Regolamento Dehors Andria, Tufariello precisa: “condiviso con la Sovrintendenza, fornisce certezze agli operatori del settore”

“Si fa riferimento – scrive in una nota il Commissario Straordinario, dott. Gaetano Tufariello, – ai contenuti ed ai toni, ampiamente ripresi dai giornali locali, utilizzati dalla Confcommercio e dalla Confesercenti nella conferenza stampa indetta per pubblicizzare il loro ricorso al Tar avverso il regolamento comunale sui dehors, approvato dal Commissario straordinario di Andria nel luglio scorso. Se è assolutamente legittimo ricorrere al giudice avverso atti ritenuti lesivi di situazioni giuridiche soggettive, non opportuno appare il fatto di far precedere il ricorso da una comunicazione pubblica in cui si riferiscono inesattezze e si esprimono giudizi personali non lusinghieri.
Tali sarebbero l’asserita adozione del regolamento da parte del Commissario in assenza di consultazione e partecipazione, nonché della preventiva mancata intesa con la Regione, in sostanza il Commissario si sarebbe limitato a recepire ACRITICAMENTE le modifiche imposte dalla Soprintendenza, senza esperire alcuna indagine, modificando IRRAGIONEVOLMENTE ED IMMOTIVATAMENTE LE PRESCRIZIONI DETTATE DAL PRECEDENTE REGOLAMENTO CONSILIARE” comincia così un comunicato stampa diffuso nelle ultime ore a nome del Commissario Prefettizio di Andria, Gaetano Tufariello che prosegue: 

“In realtà è vero l’esatto contrario: sin dal proprio insediamento l’Amministrazione commissariale, avendo trovato un regolamento sui dehors approvato dal Consiglio comunale mesi prima ma non condiviso con la Soprintendenza, piuttosto che lasciare che gli imprenditori del settore richiedenti le autorizzazioni per il 2019, corressero il rischio di avere parere negativo dalla Soprintendenza medesima, ha avviato una immediata interlocuzione con gli uffici della Soprintendenza di Foggia.
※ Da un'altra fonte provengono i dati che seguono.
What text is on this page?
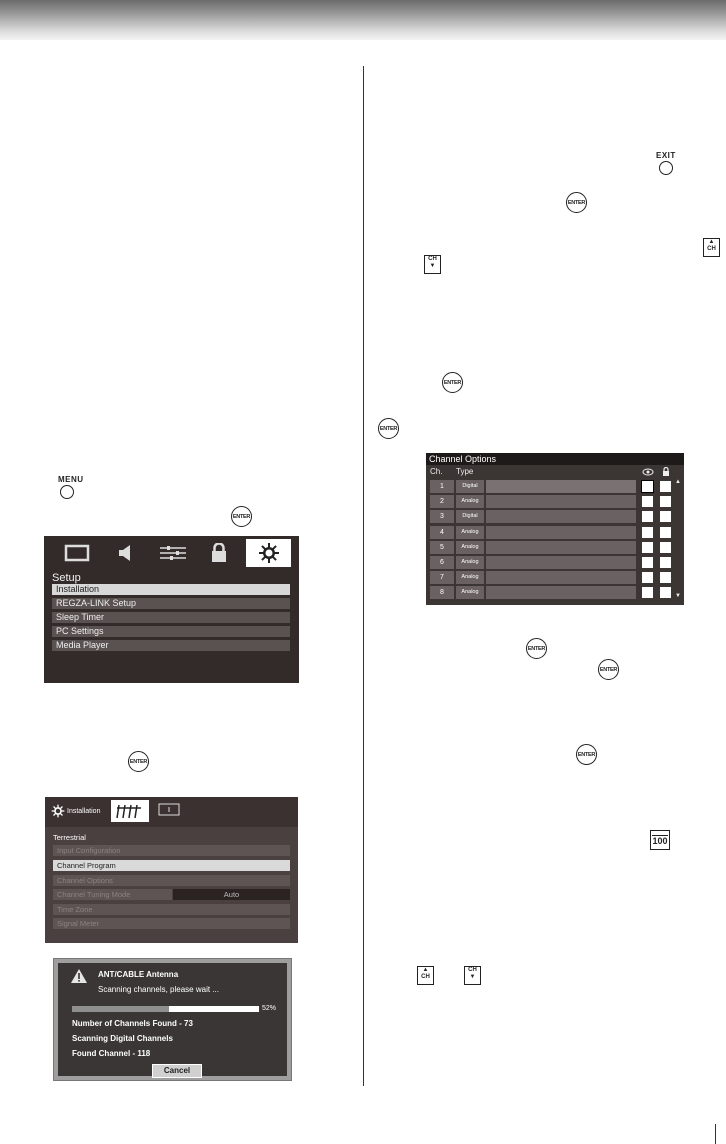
EXIT
ENTER
▲
CH
CH
▼
ENTER
ENTER
Channel Options
Ch. Type
1	Digital
2	Analog
3	Digital
4	Analog
5	Analog
6	Analog
7	Analog
8	Analog
▲
▼
ENTER
ENTER
ENTER
100
▲
CH
CH
▼
MENU
ENTER
Setup
Installation
REGZA-LINK Setup
Sleep Timer
PC Settings
Media Player
ENTER
Installation
Terrestrial
Input Configuration
Channel Program
Channel Options
Channel Tuning Mode	Auto
Time Zone
Signal Meter
ANT/CABLE Antenna
Scanning channels, please wait ...
52%
Number of Channels Found - 73
Scanning Digital Channels
Found Channel - 118
Cancel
Tale interlocuzione ha prodotto un regolamento condiviso sia nella definizione degli ambiti cittadini oggetto di vincolo, sia nella definizione dei materiali d’arredo autorizzabili per le occupazioni di suolo pubblico dei dehors, col vantaggio di dare agli imprenditori medesimi un quadro giuridico certo, conformandosi al quale le istanze autorizzative avrebbero avuto esito certo ed i relativi investimenti economici un terreno fertile.Pertanto, si ribadisce , sin da giugno scorso, il Commissario da un lato ha interloquito con il Soprintendente reggente gli uffici di Foggia, dall’altro ha incontrato più volte i rappresentanti di Confcommercio e Confesercenti ai quali ha spiegato le ragioni della predetta azione amministrativa: peraltro, nel corso di questa ultima consultazione l’Amministrazione ha valutato di recepire opportunamente alcune loro osservazioni, deliberando il 28 settembre u.s. la liberalizzazione sulla distanza di mt. 1,5 dall’arredo urbano, così salvando diversi dehors ricadenti nell’ambito 4; in un precedente incontro era stata anche accolta l’istanza delle Confederazioni di dare alle imprese del settore un congruo termine per adeguarsi al nuovo regolamento, fissato in 60 gg..
Quanto al richiesto tavolo di concertazione regionale, si faceva presente che la convocazione non rientrava nelle prerogative del Commissario e che detto tavolo non era competente nel caso concreto, ma in ipotesi residuali richiamate dallo stesso Codice dei beni culturali e del paesaggio” – Tufariello conclude: 

Ciò detto spiace rilevare che appare fuori luogo la comunicazione usata dalle Organizzazioni datoriali ricorrenti, forse più attente alla difesa di alcuni interessi corporativi piuttosto che a riconoscere, nella odierna Amministrazione, il tentativo di ripristinare la legalità in un settore delicato, in una città che ha fortemente bisogno di regole certe e condivise tra tutte le Amministrazioni coinvolte. Nell’attendere con serenità il giudizio del Tar, quale esso sarà, resta lo sforzo della Gestione Straordinaria – conclude il dott. Tufariello – di affermare fortemente, nel Regolamento, alcuni principi virtuosi, ovvero la condivisione dei suoi contenuti tra gli organismi pubblici chiamati in causa e il tentativo di contemperare certe attività economiche con il rispetto, il decoro, l’integrità dei beni monumentali e delle aree pubbliche soggette a vincolo, secondo la definizione però che ne dà il suddetto Codice dei Beni Culturali, non certo secondo quella interessata e di parte che ne prospettano la Confcommercio e la Confesercenti” – conclude Tufariello.